Regional nations have heaped pressure on South Sudan’s warring parties to reach a ceasefire to end weeks of bitter fighting and atrocities on both sides that have devastated the young nation.
Thousands have been killed and half a million civilians have been forced to flee the fighting between troops loyal to President Salva Kiir and rebels allied to his sacked deputy Riek Machar.
Deadlocked ceasefire talks in Ethiopia are being mediated by the East African regional bloc IGAD, aimed to broker an end to a conflict about which the United Nations reports atrocities including mass killings, sexual violence and widespread destruction.
Fighting has spiralled into ethnic killings between members of Kiir’s Dinka people – the country’s largest group – and Machar’s Nuer. Many fear conflict on the ground has spiralled out of the control of the politicians who sparked it.

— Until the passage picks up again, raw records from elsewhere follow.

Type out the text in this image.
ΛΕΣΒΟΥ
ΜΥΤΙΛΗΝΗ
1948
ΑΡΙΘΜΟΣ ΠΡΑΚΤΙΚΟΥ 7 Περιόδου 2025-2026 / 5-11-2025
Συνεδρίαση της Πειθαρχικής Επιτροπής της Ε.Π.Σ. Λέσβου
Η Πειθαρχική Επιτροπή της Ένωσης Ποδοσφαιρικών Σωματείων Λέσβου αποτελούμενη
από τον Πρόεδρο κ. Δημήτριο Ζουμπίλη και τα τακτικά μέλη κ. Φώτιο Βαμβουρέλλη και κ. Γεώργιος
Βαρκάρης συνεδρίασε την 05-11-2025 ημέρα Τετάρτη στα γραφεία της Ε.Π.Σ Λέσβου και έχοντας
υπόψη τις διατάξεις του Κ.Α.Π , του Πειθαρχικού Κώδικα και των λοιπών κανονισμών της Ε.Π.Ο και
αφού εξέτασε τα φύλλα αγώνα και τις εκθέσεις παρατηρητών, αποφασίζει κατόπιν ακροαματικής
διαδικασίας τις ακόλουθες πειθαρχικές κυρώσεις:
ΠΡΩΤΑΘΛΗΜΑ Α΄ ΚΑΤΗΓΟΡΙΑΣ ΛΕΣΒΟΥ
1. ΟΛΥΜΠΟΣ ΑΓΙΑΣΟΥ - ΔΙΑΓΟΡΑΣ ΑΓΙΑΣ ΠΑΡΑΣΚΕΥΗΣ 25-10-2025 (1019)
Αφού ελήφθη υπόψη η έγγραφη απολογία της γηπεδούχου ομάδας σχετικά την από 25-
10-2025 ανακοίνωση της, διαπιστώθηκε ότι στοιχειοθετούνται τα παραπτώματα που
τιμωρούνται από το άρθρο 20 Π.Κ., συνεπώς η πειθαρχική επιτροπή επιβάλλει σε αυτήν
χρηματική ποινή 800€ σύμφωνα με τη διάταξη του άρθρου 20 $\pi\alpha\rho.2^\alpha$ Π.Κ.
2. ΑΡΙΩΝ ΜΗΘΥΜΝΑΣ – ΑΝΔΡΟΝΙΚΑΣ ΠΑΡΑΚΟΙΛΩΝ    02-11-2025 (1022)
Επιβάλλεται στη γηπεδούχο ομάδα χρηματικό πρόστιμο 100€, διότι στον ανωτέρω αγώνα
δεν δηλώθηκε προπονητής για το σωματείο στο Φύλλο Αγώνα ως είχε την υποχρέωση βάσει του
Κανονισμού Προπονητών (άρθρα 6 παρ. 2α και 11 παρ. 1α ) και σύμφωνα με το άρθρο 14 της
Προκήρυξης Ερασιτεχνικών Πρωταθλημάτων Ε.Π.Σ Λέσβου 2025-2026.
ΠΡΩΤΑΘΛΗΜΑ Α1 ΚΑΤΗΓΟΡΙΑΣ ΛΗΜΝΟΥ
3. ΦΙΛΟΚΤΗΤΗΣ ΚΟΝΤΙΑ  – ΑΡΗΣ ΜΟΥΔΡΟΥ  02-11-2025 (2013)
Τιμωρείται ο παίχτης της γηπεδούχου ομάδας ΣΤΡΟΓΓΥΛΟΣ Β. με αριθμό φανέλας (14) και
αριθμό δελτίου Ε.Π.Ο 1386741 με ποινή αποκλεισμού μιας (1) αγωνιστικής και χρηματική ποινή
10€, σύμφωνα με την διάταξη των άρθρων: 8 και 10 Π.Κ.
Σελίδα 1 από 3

Leaders of IGAD, the Intergovernmental Authority on Development, are due to hold a one-day summit in Juba on Thursday, South Sudan’s foreign ministry spokesman Mayen Makol said.
The summit follows a visit on Monday by African Union Commission chief Nkozasana Dlamini-Zuma, who demanded both sides end the “senseless killings … and end the humanitarian tragedy unfolding in their country”.
A draft IGAD ceasefire accord, seen by AFP and presented to peace delegates meeting in Addis Ababa, notes the “scale of human suffering … with great loss of human life, destruction of property and massive displacement” since fighting broke out on December 15.
The proposal demands an end to “all military actions”, but also specifically highlights that both sides must “refrain from attacks on the civilian population”, including summary executions, use of child soldiers as well as “rape, sexual abuse and torture”.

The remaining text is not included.